Based on analyses of two-dimensional gel and cDNA microarrays, our laboratory and others have demonstrated that a number of genes show altered expression during the development of cisplatin resistance (CP-r) in human cancer cells, including genes associated with DNA damage repair, proto-oncogenes, apoptosis, stress-response, and transcription factors.
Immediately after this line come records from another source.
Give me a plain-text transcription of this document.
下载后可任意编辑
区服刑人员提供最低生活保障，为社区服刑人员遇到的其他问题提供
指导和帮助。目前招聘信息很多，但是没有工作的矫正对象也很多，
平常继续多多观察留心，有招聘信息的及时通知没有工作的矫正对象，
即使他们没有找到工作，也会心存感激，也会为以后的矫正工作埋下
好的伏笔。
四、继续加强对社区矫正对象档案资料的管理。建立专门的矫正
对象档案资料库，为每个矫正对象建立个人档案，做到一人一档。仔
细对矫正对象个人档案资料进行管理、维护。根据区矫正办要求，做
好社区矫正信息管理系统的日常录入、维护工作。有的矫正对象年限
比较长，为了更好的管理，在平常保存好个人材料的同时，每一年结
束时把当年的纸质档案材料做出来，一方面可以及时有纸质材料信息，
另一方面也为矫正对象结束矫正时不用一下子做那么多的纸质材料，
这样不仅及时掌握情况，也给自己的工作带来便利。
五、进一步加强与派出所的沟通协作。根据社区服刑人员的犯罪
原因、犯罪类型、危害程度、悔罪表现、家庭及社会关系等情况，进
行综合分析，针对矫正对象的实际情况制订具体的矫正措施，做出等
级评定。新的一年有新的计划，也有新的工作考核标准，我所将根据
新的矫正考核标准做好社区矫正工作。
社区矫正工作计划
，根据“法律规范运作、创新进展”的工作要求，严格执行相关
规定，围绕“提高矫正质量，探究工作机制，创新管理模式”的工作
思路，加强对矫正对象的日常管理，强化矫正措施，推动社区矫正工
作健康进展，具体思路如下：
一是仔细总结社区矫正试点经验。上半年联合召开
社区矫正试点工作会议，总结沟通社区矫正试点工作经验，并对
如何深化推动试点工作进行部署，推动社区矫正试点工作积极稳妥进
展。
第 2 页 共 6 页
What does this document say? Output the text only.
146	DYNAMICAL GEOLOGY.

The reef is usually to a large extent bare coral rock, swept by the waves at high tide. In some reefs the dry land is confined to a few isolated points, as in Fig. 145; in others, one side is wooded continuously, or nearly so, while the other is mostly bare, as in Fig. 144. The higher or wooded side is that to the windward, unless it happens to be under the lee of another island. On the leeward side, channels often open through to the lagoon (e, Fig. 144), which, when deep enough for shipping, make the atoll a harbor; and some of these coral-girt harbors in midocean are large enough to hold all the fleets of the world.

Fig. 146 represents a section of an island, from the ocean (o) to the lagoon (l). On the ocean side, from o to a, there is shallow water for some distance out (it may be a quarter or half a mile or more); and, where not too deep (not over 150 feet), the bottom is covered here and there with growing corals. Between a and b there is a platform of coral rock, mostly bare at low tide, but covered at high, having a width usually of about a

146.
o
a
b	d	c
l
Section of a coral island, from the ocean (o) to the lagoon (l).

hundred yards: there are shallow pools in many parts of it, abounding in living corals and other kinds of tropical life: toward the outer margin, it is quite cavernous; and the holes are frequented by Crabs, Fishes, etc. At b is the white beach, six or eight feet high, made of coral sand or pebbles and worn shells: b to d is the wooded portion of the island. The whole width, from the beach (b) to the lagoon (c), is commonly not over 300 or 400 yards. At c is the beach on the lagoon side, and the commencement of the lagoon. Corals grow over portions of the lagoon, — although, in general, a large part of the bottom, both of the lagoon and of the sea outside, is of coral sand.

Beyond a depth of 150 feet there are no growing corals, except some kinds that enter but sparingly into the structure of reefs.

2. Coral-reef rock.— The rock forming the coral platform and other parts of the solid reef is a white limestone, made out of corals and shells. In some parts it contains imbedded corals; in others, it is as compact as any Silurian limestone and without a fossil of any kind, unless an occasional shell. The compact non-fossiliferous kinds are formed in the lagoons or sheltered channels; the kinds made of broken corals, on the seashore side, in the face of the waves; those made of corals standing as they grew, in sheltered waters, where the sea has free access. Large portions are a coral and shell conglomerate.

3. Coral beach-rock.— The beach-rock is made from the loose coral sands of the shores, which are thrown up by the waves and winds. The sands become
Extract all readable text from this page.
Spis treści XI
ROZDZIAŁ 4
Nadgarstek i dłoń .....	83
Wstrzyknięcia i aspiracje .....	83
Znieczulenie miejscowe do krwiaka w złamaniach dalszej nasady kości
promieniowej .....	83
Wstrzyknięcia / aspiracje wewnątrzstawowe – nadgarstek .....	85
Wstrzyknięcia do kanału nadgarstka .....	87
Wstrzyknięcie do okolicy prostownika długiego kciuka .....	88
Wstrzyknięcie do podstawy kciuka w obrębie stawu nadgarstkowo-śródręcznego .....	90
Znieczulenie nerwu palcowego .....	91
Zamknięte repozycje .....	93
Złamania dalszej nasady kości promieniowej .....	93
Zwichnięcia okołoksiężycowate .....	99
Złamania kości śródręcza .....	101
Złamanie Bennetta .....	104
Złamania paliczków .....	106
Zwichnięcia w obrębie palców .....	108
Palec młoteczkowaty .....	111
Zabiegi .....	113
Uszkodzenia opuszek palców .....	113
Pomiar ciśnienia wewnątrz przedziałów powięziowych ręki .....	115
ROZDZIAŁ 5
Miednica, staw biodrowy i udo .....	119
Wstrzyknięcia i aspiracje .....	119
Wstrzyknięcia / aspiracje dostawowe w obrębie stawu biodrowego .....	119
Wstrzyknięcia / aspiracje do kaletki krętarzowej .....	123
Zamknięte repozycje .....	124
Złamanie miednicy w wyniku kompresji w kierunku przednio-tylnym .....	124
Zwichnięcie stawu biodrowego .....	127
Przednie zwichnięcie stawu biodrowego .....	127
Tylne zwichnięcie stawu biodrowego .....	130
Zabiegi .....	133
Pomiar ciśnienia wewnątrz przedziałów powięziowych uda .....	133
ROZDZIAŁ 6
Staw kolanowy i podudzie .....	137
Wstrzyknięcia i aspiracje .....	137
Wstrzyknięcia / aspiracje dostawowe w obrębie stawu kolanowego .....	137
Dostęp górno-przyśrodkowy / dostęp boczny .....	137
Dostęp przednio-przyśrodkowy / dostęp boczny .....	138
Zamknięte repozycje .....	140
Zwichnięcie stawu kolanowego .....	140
To verify these results and find genes that are directly responsible for CP-r, as opposed to those reflecting a secondary response induced by cisplatin treatment or resulting from CP-r, we constructed a retroviral cDNA library in the vector pLNCX2 from KB-CP.5 (KCP.5), a cell line selected in one step after exposure to cisplatin at 0.5 microg/ml. Using a library of cDNAs (1.8 x 10(6) cDNA clones) and an intermittent cisplatin selection system to allow more effective functional cloning, 11 expressed cDNAs were identified in a primary pool of 93,000 transfected cell clones. Metallothionein 2A, a known CP-r gene, was among these 11 genes found in the transfectants after CP selection. Several other genes, including those encoding ribosomal proteins (e.g., RPL36) and heat shock protein (e.g., HSP10), were also found among the cisplatin-selected clones. Transfection of either the RPL36 cDNA or HSP10 cDNA conferred on KB-3-1 cells 2.5- to 3-fold resistance to cisplatin by clonogenic assays. A subsequent transfection also identified RPL36 as a CP-r gene. The finding that a ribosomal protein gene, RPL36, contributes to CP-r should stimulate study of the role of ribosomal proteins in multifactorial mechanisms of cisplatin resistance.